Pedro Luz fala sobre hidrogênio
Pedro Luz fala sobre hidrogênio

Por: Pedro Luz*

O potencial de o Brasil se tornar um grande produtor e exportador de hidrogênio verde (H2V) vem sendo discutido há anos, mas ganhou atenção especial com a oficialização do arcabouço regulatório em 2024. Nos últimos anos, diversos projetos foram anunciados, em sua maioria de grande porte, criando um ambiente de grandes expectativas no assunto – um verdadeiro hype –, impulsionado principalmente pela perspectiva de atração de investimentos estrangeiros. 

No entanto, com o passar dos meses, uma realidade mais complexa começou a se impor: muitos projetos enfrentaram desafios como dificuldade de acesso a infraestrutura de rede, entraves logísticos e, sobretudo, uma demanda nacional e internacional ainda não consolidada. Como resultado, alguns empreendimentos foram cancelados ou adiados, embora muitos sigam avançando em suas etapas de desenvolvimento. 

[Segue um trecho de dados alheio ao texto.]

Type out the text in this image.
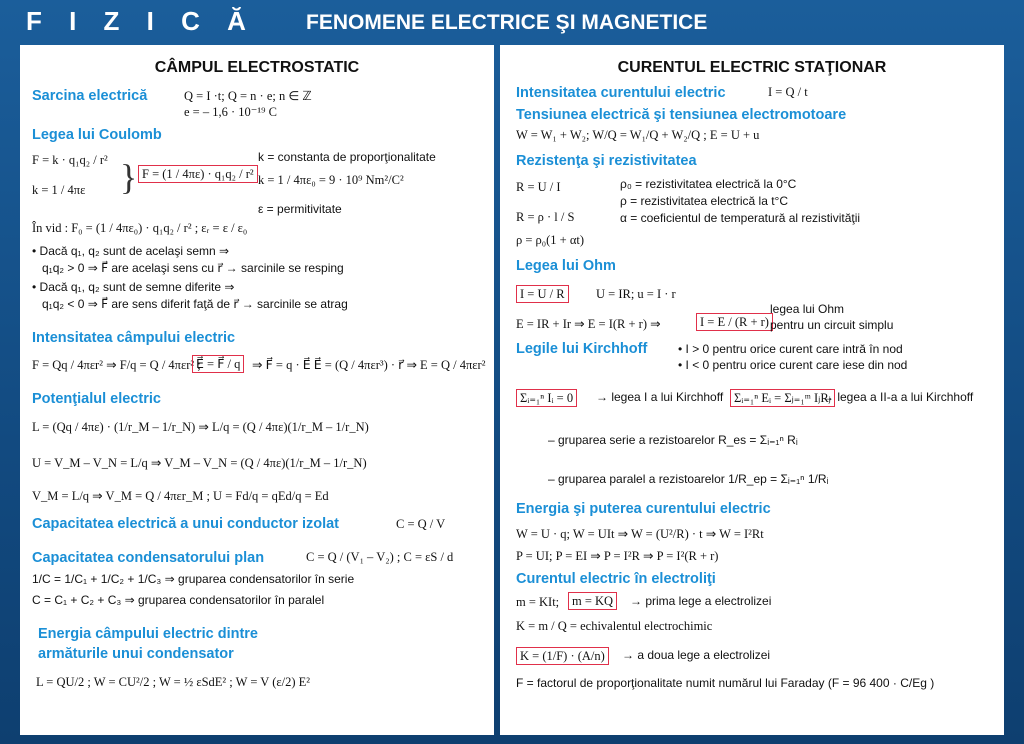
F I Z I C Ă FENOMENE ELECTRICE ŞI MAGNETICE
CÂMPUL ELECTROSTATIC
Sarcina electrică	Q = I ·t; Q = n · e; n ∈ ℤ
e = – 1,6 · 10⁻¹⁹ C
Legea lui Coulomb
F = k · q₁q₂ / r²
k = 1 / 4πε } F = (1 / 4πε) · q₁q₂ / r²
k = constanta de proporţionalitate
k = 1 / 4πε₀ = 9 · 10⁹ Nm²/C²
ε = permitivitate
În vid : F₀ = (1 / 4πε₀) · q₁q₂ / r² ; εᵣ = ε / ε₀
• Dacă q₁, q₂ sunt de acelaşi semn ⇒
q₁q₂ > 0 ⇒ F⃗ are acelaşi sens cu r⃗ → sarcinile se resping
• Dacă q₁, q₂ sunt de semne diferite ⇒
q₁q₂ < 0 ⇒ F⃗ are sens diferit faţă de r⃗ → sarcinile se atrag
Intensitatea câmpului electric
F = Qq / 4πεr² ⇒ F/q = Q / 4πεr² ;
E⃗ = F⃗ / q ⇒ F⃗ = q · E⃗ E⃗ = (Q / 4πεr³) · r⃗ ⇒ E = Q / 4πεr²
Potenţialul electric
L = (Qq / 4πε) · (1/r_M – 1/r_N) ⇒ L/q = (Q / 4πε)(1/r_M – 1/r_N)
U = V_M – V_N = L/q ⇒ V_M – V_N = (Q / 4πε)(1/r_M – 1/r_N)
V_M = L/q ⇒ V_M = Q / 4πεr_M ; U = Fd/q = qEd/q = Ed
Capacitatea electrică a unui conductor izolat	C = Q / V
Capacitatea condensatorului plan	C = Q / (V₁ – V₂) ; C = εS / d
1/C = 1/C₁ + 1/C₂ + 1/C₃ ⇒ gruparea condensatorilor în serie
C = C₁ + C₂ + C₃ ⇒ gruparea condensatorilor în paralel
Energia câmpului electric dintre
armăturile unui condensator
L = QU/2 ; W = CU²/2 ; W = ½ εSdE² ; W = V (ε/2) E²
CURENTUL ELECTRIC STAŢIONAR
Intensitatea curentului electric	I = Q / t
Tensiunea electrică şi tensiunea electromotoare
W = W₁ + W₂; W/Q = W₁/Q + W₂/Q ; E = U + u
Rezistenţa şi rezistivitatea
R = U / I
R = ρ · l / S
ρ = ρ₀(1 + αt)
ρ₀ = rezistivitatea electrică la 0°C
ρ = rezistivitatea electrică la t°C
α = coeficientul de temperatură al rezistivităţii
Legea lui Ohm
I = U / R	U = IR; u = I · r
E = IR + Ir ⇒ E = I(R + r) ⇒	I = E / (R + r)
legea lui Ohm
pentru un circuit simplu
Legile lui Kirchhoff	• I > 0 pentru orice curent care intră în nod
• I < 0 pentru orice curent care iese din nod
Σᵢ₌₁ⁿ Iᵢ = 0	→ legea I a lui Kirchhoff Σᵢ₌₁ⁿ Eᵢ = Σⱼ₌₁ᵐ IⱼRⱼ
→ legea a II-a a lui Kirchhoff
– gruparea serie a rezistoarelor R_es = Σᵢ₌₁ⁿ Rᵢ
– gruparea paralel a rezistoarelor 1/R_ep = Σᵢ₌₁ⁿ 1/Rᵢ
Energia şi puterea curentului electric
W = U · q; W = UIt ⇒ W = (U²/R) · t ⇒ W = I²Rt
P = UI; P = EI ⇒ P = I²R ⇒ P = I²(R + r)
Curentul electric în electroliţi
m = KIt;	m = KQ	→ prima lege a electrolizei
K = m / Q = echivalentul electrochimic
K = (1/F) · (A/n)	→ a doua lege a electrolizei
F = factorul de proporţionalitate numit numărul lui Faraday (F = 96 400 · C/Eg )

O entusiasmo inicial deu lugar a uma postura mais realista. Muitos agentes do setor já se perguntam qual será, de fato, o papel do Brasil no mercado de hidrogênio. Como veremos, é fundamental adotar uma análise equilibrada, que considere oportunidades e obstáculos, evitando tanto o otimismo exagerado quanto o ceticismo precoce. 

O Brasil no meio do hype 

O Brasil se destacou rapidamente pelo potencial de se tornar um dos principais produtores de H2V no mundo. Estudos recém-publicados pela Aurora Energy Research apontam que o hidrogênio verde brasileiro é até 56% mais barato que alternativas na Europa, em termos de custo nivelado (LCOH). O principal fator para isso é o menor custo para aquisição de energia limpa, dada nossa matriz elétrica com grande participação de fontes renováveis – projetadas para superar 75% da capacidade instalada em 2050. A competitividade do país é ainda reforçada  por Zonas de Processamento de Exportação e programas de incentivo bilionários, como o Programa de Desenvolvimento do Hidrogênio de Baixa Emissão de Carbono (PHBC) e a mais recente Chamada Nordeste – a região com maior potencial para sediar projetos de H2V. 

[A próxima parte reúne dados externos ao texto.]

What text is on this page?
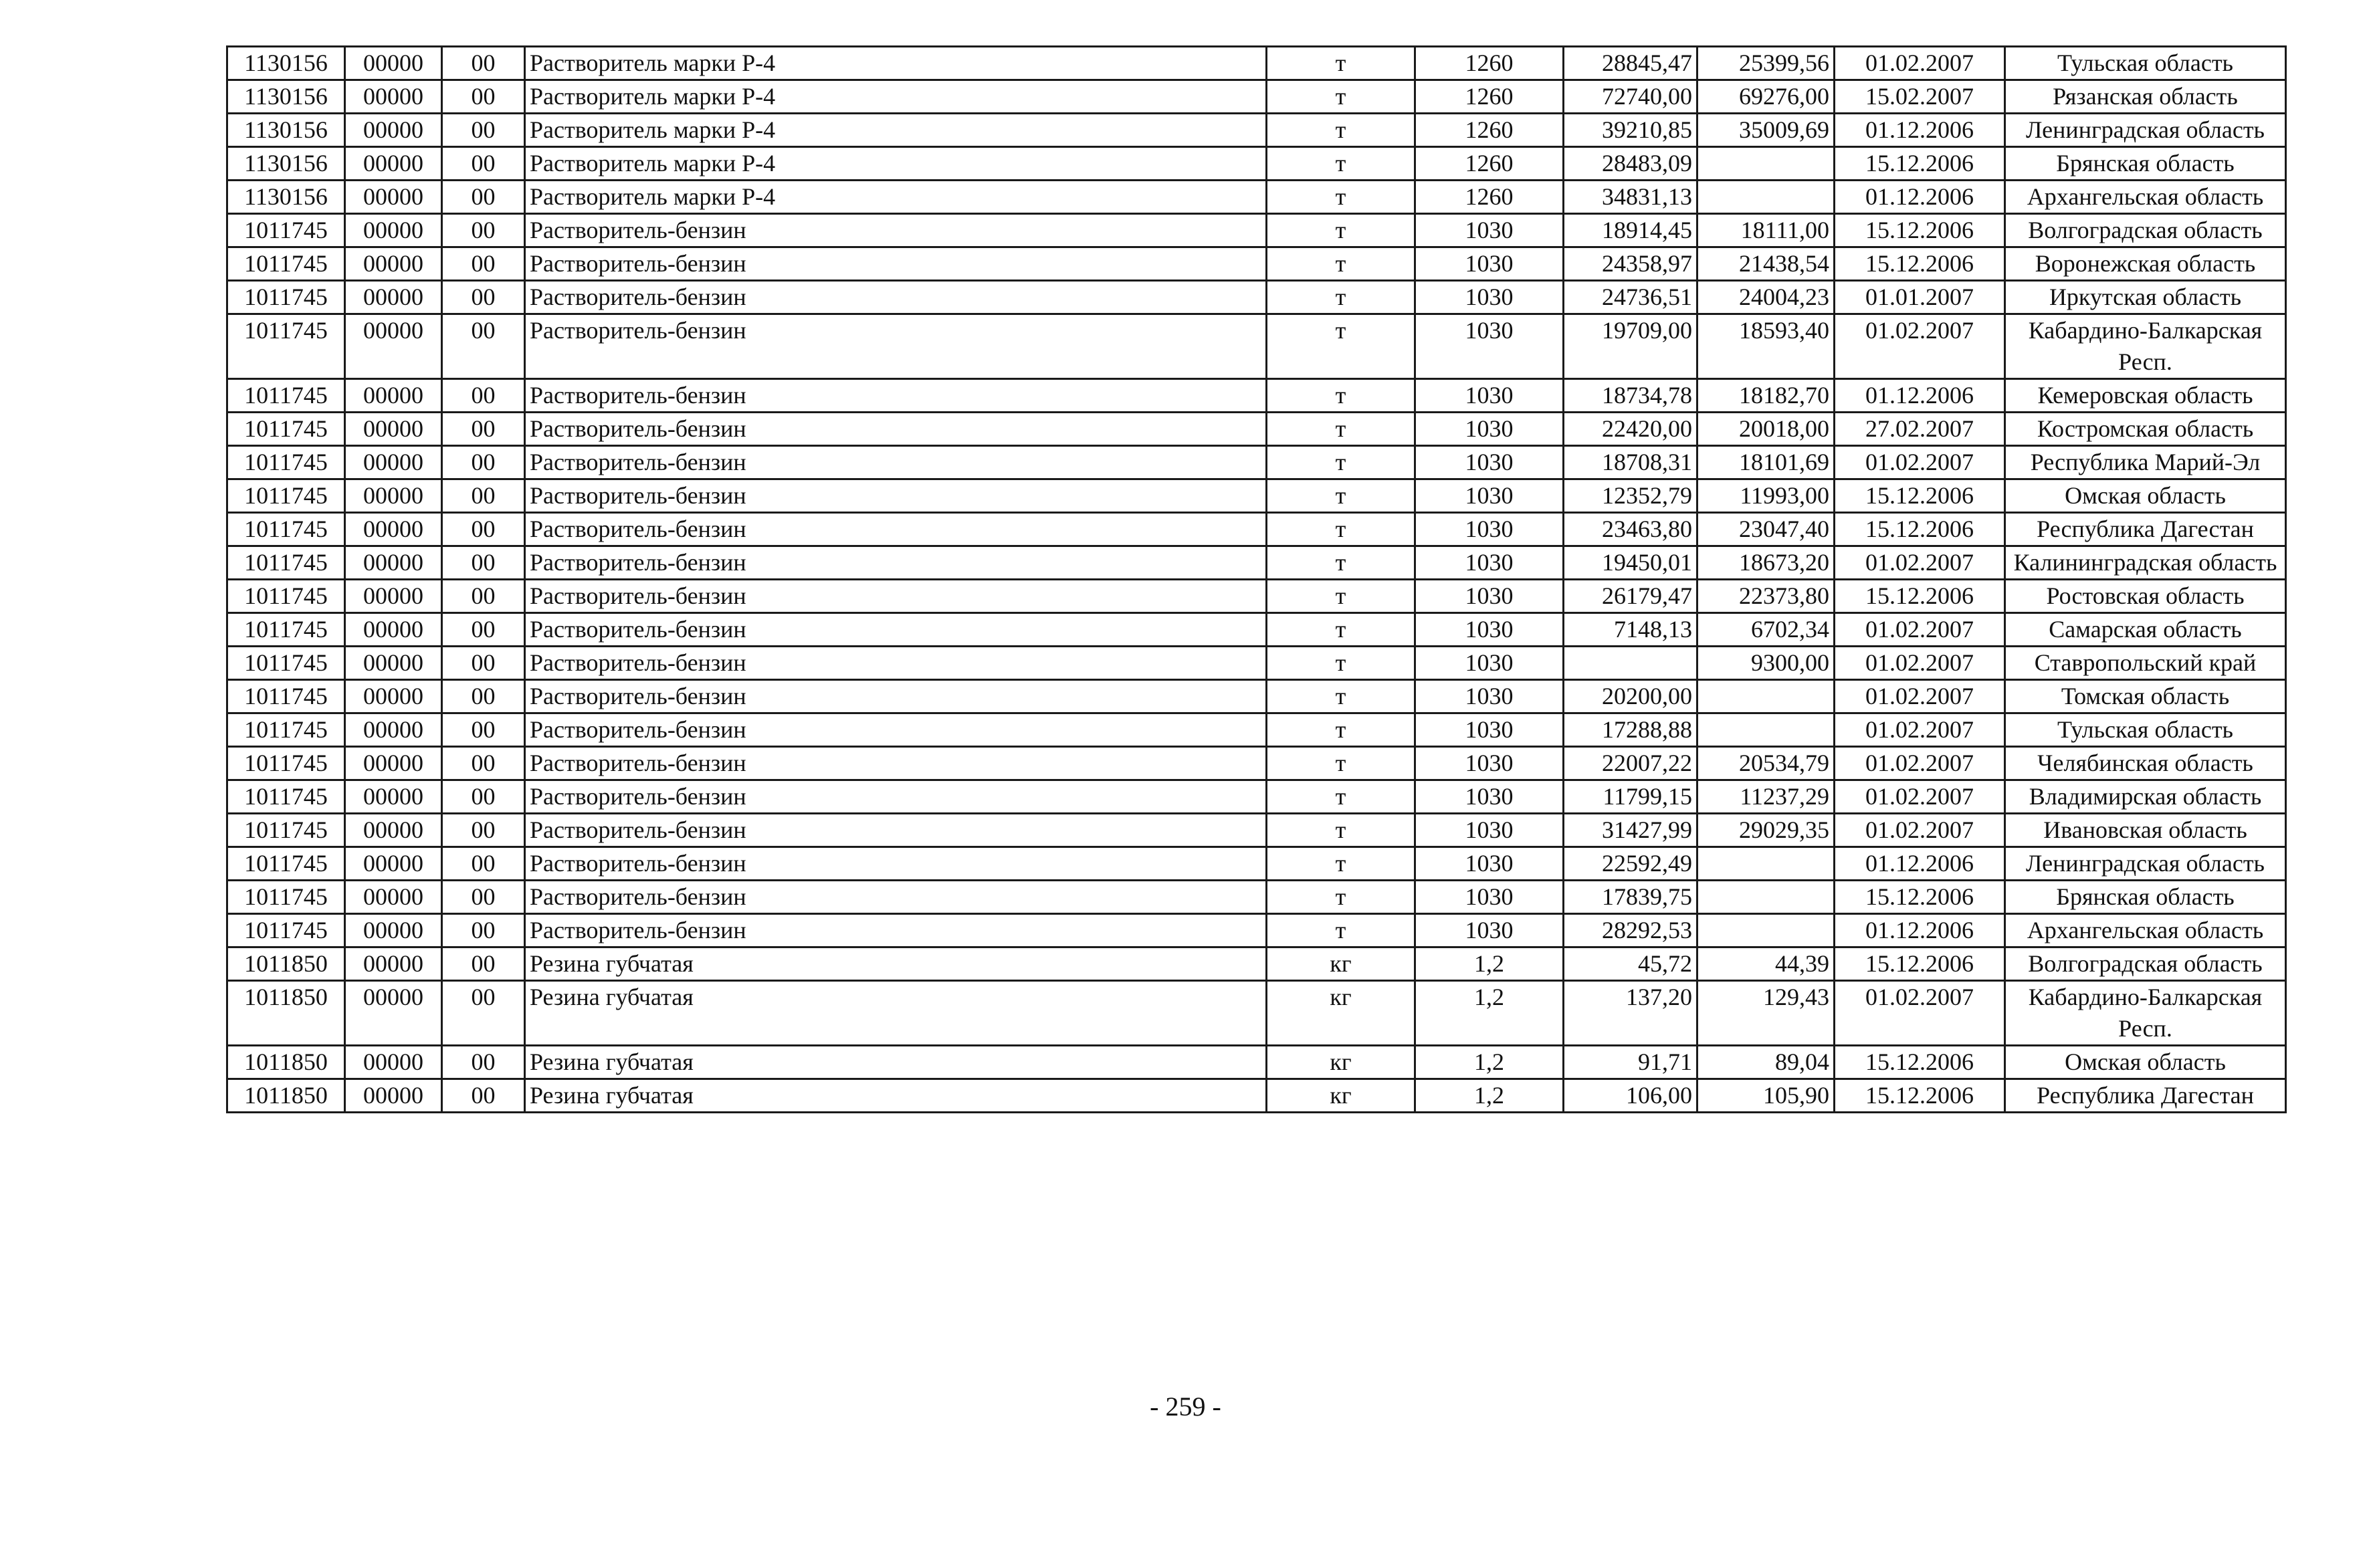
1130156	00000	00	Растворитель марки Р-4	т	1260	28845,47	25399,56	01.02.2007	Тульская область
1130156	00000	00	Растворитель марки Р-4	т	1260	72740,00	69276,00	15.02.2007	Рязанская область
1130156	00000	00	Растворитель марки Р-4	т	1260	39210,85	35009,69	01.12.2006	Ленинградская область
1130156	00000	00	Растворитель марки Р-4	т	1260	28483,09		15.12.2006	Брянская область
1130156	00000	00	Растворитель марки Р-4	т	1260	34831,13		01.12.2006	Архангельская область
1011745	00000	00	Растворитель-бензин	т	1030	18914,45	18111,00	15.12.2006	Волгоградская область
1011745	00000	00	Растворитель-бензин	т	1030	24358,97	21438,54	15.12.2006	Воронежская область
1011745	00000	00	Растворитель-бензин	т	1030	24736,51	24004,23	01.01.2007	Иркутская область
1011745	00000	00	Растворитель-бензин	т	1030	19709,00	18593,40	01.02.2007	Кабардино-Балкарская Респ.
1011745	00000	00	Растворитель-бензин	т	1030	18734,78	18182,70	01.12.2006	Кемеровская область
1011745	00000	00	Растворитель-бензин	т	1030	22420,00	20018,00	27.02.2007	Костромская область
1011745	00000	00	Растворитель-бензин	т	1030	18708,31	18101,69	01.02.2007	Республика Марий-Эл
1011745	00000	00	Растворитель-бензин	т	1030	12352,79	11993,00	15.12.2006	Омская область
1011745	00000	00	Растворитель-бензин	т	1030	23463,80	23047,40	15.12.2006	Республика Дагестан
1011745	00000	00	Растворитель-бензин	т	1030	19450,01	18673,20	01.02.2007	Калининградская область
1011745	00000	00	Растворитель-бензин	т	1030	26179,47	22373,80	15.12.2006	Ростовская область
1011745	00000	00	Растворитель-бензин	т	1030	7148,13	6702,34	01.02.2007	Самарская область
1011745	00000	00	Растворитель-бензин	т	1030		9300,00	01.02.2007	Ставропольский край
1011745	00000	00	Растворитель-бензин	т	1030	20200,00		01.02.2007	Томская область
1011745	00000	00	Растворитель-бензин	т	1030	17288,88		01.02.2007	Тульская область
1011745	00000	00	Растворитель-бензин	т	1030	22007,22	20534,79	01.02.2007	Челябинская область
1011745	00000	00	Растворитель-бензин	т	1030	11799,15	11237,29	01.02.2007	Владимирская область
1011745	00000	00	Растворитель-бензин	т	1030	31427,99	29029,35	01.02.2007	Ивановская область
1011745	00000	00	Растворитель-бензин	т	1030	22592,49		01.12.2006	Ленинградская область
1011745	00000	00	Растворитель-бензин	т	1030	17839,75		15.12.2006	Брянская область
1011745	00000	00	Растворитель-бензин	т	1030	28292,53		01.12.2006	Архангельская область
1011850	00000	00	Резина губчатая	кг	1,2	45,72	44,39	15.12.2006	Волгоградская область
1011850	00000	00	Резина губчатая	кг	1,2	137,20	129,43	01.02.2007	Кабардино-Балкарская Респ.
1011850	00000	00	Резина губчатая	кг	1,2	91,71	89,04	15.12.2006	Омская область
1011850	00000	00	Резина губчатая	кг	1,2	106,00	105,90	15.12.2006	Республика Дагестан
- 259 -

As perspectivas de demanda para esse hidrogênio também se mostram promissoras. Internamente, o foco é na produção local de amônia para fertilizantes – o Brasil hoje é o maior importador de fertilizantes do mundo, com 16,5% do volume global. Externamente, há grandes oportunidades de exportação para Europa – projeções da Aurora apontam que a demanda europeia por hidrogênio poderá triplicar até 2050, superando 32 Mt por ano, e a necessidade de importação poderá superar os 50%. 

Assim, não é de surpreender a explosão de projetos que partiu desse cenário: mais de 66 iniciativas foram anunciadas com início até 2040, totalizando 43 GW de capacidade. Esse clima de euforia, no entanto, tem passado por uma transição, conforme incertezas sobre o potencial do hidrogênio verde no Brasil se manifestam. 

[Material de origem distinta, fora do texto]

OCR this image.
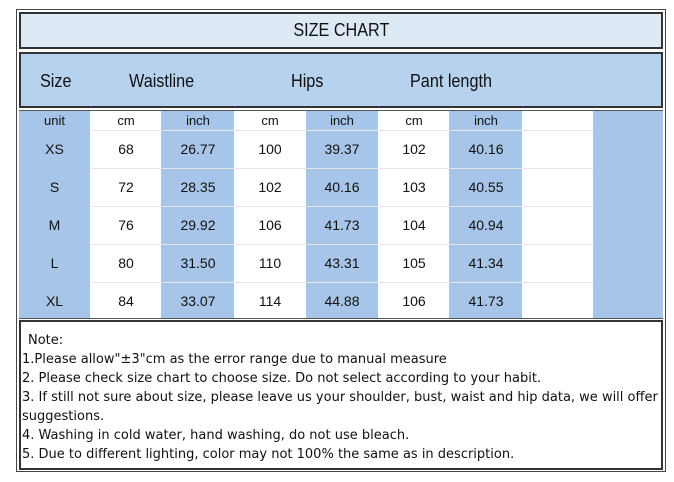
SIZE CHART
Size	Waistline	Hips	Pant length
unit	cm	inch	cm	inch	cm	inch
XS	68	26.77	100	39.37	102	40.16
S	72	28.35	102	40.16	103	40.55
M	76	29.92	106	41.73	104	40.94
L	80	31.50	110	43.31	105	41.34
XL	84	33.07	114	44.88	106	41.73
Note:
1.Please allow"±3"cm as the error range due to manual measure
2. Please check size chart to choose size. Do not select according to your habit.
3. If still not sure about size, please leave us your shoulder, bust, waist and hip data, we will offer suggestions.
4. Washing in cold water, hand washing, do not use bleach.
5. Due to different lighting, color may not 100% the same as in description.
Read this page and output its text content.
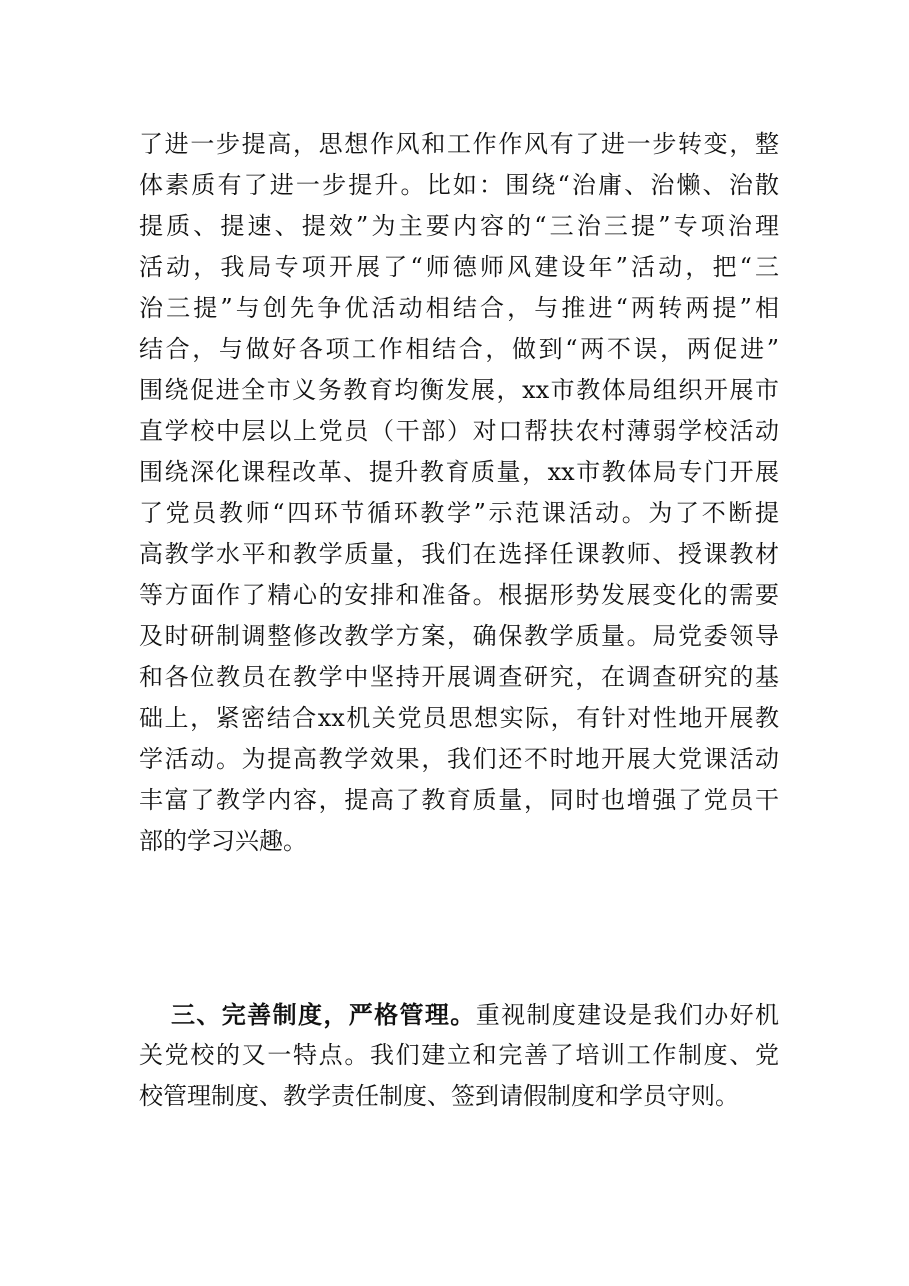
了进一步提高，思想作风和工作作风有了进一步转变，整
体素质有了进一步提升。比如：围绕“治庸、治懒、治散
提质、提速、提效”为主要内容的“三治三提”专项治理
活动，我局专项开展了“师德师风建设年”活动，把“三
治三提”与创先争优活动相结合，与推进“两转两提”相
结合，与做好各项工作相结合，做到“两不误，两促进”
围绕促进全市义务教育均衡发展，xx市教体局组织开展市
直学校中层以上党员（干部）对口帮扶农村薄弱学校活动
围绕深化课程改革、提升教育质量，xx市教体局专门开展
了党员教师“四环节循环教学”示范课活动。为了不断提
高教学水平和教学质量，我们在选择任课教师、授课教材
等方面作了精心的安排和准备。根据形势发展变化的需要
及时研制调整修改教学方案，确保教学质量。局党委领导
和各位教员在教学中坚持开展调查研究，在调查研究的基
础上，紧密结合xx机关党员思想实际，有针对性地开展教
学活动。为提高教学效果，我们还不时地开展大党课活动
丰富了教学内容，提高了教育质量，同时也增强了党员干
部的学习兴趣。
三、完善制度，严格管理。重视制度建设是我们办好机
关党校的又一特点。我们建立和完善了培训工作制度、党
校管理制度、教学责任制度、签到请假制度和学员守则。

Dada a série de requisitos para a viabilidade de uma cadeia de H2V no Brail, dois desafios em especial chamam atenção: os gargalos da oferta e os riscos da demanda. 

Os gargalos da oferta 

Quanto à oferta, as restrições de rede são as mais evidentes: nossa infraestrutura deve ser preparada para suprir as grandes cargas das plantas de hidrogênio, cuja capacidade pode superar 10 GW. De fato, o começo de 2025 foi marcado por negativas à conexão de megaplantas de H2V, como as da Solatio e da Casa dos Ventos, sob o risco de sobrecargas e colapso de tensão. 

Por um lado, os planos periódicos da Empresa de Pesquisa Energética e do Operador Nacional do Sistema Elétrico já estão avaliando melhorias para suprir essas grandes cargas. Por outro, há poucos reforços estruturantes previstos no curto prazo. Portanto, assim como ocorreu com data centers, gargalos na rede podem desacelerar significativamente a produção de H2V em larga escala. Projeções da Aurora estimam que cerca de 8,4 GW devem entrar em operação até 2040 – muito abaixo dos 43 GW anunciados –, com base em uma análise detalhada do estágio de desenvolvimento dos projetos e dos riscos associados. 

Os riscos da demanda 

Além da oferta, os riscos na demanda também não devem ser subestimados. Por muito tempo, a exportação foi vista como o carro chefe do setor – quase todos os projetos de H2V mais maduros estão próximos a regiões portuárias. Porém, há agentes do setor que argumentam que a demanda doméstica, sobretudo de fertilizantes, também será chave, dados os desafios enfrentados pelas megaplantas de exportação e a dependência de uma infraestrutura de importação e distribuição nos países consumidores.  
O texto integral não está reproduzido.